Intel's New Weapon: Pentium 4 Prescott

More Cache: 1 MB L2 And 16 kB L1/Data

With the advantage of a very small, circuitry production process of 90 nm, Intel was easily able to increase the L2 cache size. Instead of Northwood's 512 kB, Prescott can now access 1 MB. Regardless of the transistor count, the die size dropped from 146 mm² to 112 mm². At 3.4E GHz, Prescott has a maximum cache bandwidth of 108 GB/s.

Additionally, Intel doubled the L1 data cache from 8 kB to 16 kB. Let's look back to 2000 when Intel launched the Pentium 4 Willamette, with a reduction in the cache size to 8 kB. Back then, the L1 cache had to be reduced to 8 kB in order to keep the latency at two clock cycles.

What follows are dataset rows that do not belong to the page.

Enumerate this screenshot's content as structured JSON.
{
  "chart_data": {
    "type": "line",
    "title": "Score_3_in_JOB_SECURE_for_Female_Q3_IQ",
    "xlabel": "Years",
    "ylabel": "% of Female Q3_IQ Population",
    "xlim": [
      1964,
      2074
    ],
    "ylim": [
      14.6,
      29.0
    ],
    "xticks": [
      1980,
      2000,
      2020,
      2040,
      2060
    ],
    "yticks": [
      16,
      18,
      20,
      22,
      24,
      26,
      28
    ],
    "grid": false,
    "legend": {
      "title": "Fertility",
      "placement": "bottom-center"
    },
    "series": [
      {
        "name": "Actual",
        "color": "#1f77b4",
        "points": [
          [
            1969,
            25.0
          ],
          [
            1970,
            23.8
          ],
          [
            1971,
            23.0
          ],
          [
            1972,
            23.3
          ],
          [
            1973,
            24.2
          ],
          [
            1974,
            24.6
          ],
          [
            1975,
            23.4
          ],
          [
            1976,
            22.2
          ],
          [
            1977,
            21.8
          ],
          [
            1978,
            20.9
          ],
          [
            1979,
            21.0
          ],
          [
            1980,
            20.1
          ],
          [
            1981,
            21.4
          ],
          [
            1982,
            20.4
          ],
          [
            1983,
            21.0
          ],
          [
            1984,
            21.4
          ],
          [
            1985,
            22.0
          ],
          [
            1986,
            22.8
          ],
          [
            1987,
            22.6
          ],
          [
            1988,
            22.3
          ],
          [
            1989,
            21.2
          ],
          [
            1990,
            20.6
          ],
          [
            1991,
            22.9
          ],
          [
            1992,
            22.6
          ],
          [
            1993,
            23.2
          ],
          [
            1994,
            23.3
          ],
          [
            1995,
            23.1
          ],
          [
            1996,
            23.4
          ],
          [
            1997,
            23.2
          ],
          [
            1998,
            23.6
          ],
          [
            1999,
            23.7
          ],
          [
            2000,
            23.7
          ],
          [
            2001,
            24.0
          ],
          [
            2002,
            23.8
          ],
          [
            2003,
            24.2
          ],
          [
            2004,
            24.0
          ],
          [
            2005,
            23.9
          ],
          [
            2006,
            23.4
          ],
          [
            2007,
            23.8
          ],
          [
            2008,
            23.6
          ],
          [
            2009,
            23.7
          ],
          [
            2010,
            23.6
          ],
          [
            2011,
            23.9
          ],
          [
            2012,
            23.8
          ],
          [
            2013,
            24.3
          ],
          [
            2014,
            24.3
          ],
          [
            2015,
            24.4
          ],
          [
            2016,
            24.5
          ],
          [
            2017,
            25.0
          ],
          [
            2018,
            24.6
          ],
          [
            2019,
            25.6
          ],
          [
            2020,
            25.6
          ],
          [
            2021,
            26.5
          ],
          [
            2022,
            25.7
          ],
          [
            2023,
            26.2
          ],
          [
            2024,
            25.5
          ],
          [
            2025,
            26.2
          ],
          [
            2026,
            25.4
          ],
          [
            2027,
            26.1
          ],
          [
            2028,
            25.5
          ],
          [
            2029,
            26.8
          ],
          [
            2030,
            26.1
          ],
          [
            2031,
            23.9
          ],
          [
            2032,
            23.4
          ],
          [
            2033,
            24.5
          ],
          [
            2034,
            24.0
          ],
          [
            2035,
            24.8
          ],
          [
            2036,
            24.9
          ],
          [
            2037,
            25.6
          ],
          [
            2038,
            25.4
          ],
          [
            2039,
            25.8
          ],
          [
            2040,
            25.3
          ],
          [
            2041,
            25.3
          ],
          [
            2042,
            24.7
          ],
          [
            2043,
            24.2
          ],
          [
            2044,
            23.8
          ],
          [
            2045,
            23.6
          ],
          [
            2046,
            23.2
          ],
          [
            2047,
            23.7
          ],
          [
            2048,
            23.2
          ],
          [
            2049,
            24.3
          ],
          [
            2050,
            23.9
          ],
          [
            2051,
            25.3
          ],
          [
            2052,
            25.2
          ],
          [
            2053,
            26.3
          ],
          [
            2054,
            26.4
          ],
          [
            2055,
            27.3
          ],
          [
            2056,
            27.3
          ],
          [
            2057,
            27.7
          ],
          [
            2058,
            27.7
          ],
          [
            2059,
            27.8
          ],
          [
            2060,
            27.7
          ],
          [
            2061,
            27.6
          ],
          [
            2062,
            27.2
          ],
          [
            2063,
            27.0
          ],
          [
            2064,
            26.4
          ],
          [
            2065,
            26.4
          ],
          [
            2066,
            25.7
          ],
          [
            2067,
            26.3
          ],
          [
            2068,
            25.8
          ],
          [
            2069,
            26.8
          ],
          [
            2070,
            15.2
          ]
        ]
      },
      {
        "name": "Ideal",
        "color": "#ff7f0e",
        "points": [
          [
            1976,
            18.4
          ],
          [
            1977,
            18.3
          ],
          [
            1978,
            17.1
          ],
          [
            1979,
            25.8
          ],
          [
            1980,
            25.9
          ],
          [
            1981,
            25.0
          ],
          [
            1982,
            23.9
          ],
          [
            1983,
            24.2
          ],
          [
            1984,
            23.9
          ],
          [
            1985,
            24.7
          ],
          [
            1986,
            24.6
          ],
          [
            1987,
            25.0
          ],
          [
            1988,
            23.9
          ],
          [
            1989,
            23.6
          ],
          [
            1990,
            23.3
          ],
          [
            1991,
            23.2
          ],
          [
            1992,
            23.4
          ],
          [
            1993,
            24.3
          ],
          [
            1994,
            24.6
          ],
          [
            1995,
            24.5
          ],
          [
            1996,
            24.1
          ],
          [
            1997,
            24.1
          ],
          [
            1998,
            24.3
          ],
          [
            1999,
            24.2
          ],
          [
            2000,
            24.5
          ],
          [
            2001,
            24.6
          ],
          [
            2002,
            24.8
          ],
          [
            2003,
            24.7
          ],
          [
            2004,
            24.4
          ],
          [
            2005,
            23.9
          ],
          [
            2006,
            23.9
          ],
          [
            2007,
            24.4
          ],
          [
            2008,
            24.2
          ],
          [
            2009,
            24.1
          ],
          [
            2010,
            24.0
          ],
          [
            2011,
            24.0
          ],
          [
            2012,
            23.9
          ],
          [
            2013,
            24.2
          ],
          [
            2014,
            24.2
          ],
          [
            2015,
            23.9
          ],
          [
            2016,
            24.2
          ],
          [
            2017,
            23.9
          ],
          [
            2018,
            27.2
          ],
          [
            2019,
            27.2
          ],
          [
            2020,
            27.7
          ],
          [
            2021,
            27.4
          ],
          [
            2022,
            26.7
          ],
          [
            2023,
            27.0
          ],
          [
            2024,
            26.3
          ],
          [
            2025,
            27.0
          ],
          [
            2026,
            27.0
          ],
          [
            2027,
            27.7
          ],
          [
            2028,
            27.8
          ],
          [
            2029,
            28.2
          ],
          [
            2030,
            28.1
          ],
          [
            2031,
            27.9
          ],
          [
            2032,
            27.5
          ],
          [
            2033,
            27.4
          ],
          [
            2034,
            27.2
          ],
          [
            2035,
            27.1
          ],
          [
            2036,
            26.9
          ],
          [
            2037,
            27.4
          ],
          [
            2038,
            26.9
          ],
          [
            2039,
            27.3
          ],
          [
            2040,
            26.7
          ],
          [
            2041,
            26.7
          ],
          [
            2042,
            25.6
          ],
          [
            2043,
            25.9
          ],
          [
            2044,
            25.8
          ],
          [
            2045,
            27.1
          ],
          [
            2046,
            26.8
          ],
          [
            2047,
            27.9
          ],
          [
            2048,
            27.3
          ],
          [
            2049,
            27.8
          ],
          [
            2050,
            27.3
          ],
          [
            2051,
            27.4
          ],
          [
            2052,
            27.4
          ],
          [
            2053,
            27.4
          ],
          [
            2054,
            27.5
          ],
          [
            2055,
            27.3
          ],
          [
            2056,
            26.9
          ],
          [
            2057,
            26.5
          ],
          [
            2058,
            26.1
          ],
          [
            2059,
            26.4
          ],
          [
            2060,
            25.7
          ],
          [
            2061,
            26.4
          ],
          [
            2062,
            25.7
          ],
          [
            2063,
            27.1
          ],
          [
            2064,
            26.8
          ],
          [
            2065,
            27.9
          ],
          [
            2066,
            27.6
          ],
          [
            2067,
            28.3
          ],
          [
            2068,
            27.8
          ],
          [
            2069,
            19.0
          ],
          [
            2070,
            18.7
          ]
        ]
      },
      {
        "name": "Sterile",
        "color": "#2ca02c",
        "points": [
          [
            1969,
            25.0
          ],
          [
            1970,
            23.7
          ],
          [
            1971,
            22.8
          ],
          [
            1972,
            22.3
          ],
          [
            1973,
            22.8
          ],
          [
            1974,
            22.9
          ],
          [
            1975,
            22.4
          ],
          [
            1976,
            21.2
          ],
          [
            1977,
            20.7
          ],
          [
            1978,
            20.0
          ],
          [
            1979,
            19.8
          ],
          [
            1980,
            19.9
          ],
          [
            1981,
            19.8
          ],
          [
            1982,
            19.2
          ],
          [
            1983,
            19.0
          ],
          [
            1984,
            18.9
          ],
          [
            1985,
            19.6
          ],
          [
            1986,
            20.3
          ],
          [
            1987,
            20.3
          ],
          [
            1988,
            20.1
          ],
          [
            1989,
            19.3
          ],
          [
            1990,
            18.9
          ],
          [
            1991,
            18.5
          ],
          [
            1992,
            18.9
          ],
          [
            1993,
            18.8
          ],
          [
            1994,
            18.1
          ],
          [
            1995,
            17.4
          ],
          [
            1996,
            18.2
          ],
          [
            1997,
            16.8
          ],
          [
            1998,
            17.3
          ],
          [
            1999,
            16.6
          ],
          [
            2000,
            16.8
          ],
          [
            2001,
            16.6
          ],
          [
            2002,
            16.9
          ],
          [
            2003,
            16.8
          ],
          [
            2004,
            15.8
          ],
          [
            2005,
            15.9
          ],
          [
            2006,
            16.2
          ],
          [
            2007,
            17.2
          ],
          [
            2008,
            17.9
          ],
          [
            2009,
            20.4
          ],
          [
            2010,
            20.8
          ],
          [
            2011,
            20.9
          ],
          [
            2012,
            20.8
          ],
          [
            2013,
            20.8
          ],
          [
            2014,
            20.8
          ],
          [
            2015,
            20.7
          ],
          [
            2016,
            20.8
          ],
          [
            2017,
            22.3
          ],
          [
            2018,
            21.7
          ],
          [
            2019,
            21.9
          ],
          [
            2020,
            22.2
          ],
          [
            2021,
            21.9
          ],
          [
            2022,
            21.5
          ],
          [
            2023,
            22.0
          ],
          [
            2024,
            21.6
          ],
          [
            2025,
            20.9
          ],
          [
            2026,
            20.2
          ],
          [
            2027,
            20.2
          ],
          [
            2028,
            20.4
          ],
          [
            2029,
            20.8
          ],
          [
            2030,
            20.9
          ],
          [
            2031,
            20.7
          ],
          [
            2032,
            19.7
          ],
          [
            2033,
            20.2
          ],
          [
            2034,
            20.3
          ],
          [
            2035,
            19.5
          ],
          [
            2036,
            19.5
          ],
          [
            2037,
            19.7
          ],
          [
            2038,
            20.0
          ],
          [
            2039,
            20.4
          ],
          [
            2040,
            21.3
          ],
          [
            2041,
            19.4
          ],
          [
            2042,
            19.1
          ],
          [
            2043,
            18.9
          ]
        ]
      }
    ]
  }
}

Slower cache access would have worsened the performance gap with the Pentium III even more. Still today, it is very important to have fast caches, since both AGUs (address generation units) need to access it frequently.

More Instructions: SSE3

After Intel's success with the Pentium 4's SSE2 instruction set (Streaming SIMD Extensions, 144 instructions), SSE3 is supposed to be a reaction to the wishes and desires of big software companies. This time, there are only 13 new instructions to make the programmer's life easier:

  • fisttp: fp to int conversion
  • addsubps, addsubpd, movsldup, movshdup, movddup: complex arithmetic
  • lddqu: video encoding
  • haddps, hsubps, haddpd, hsubpd: graphics (SIMD FP / AOS)
  • monitor, mwait: thread synchronization

It remains to be seen what SSE3 will do. We already came across one application that has been tuned to support SSE3: Mainconcept MPEG Encoder 1.4.1 (see benchmark section).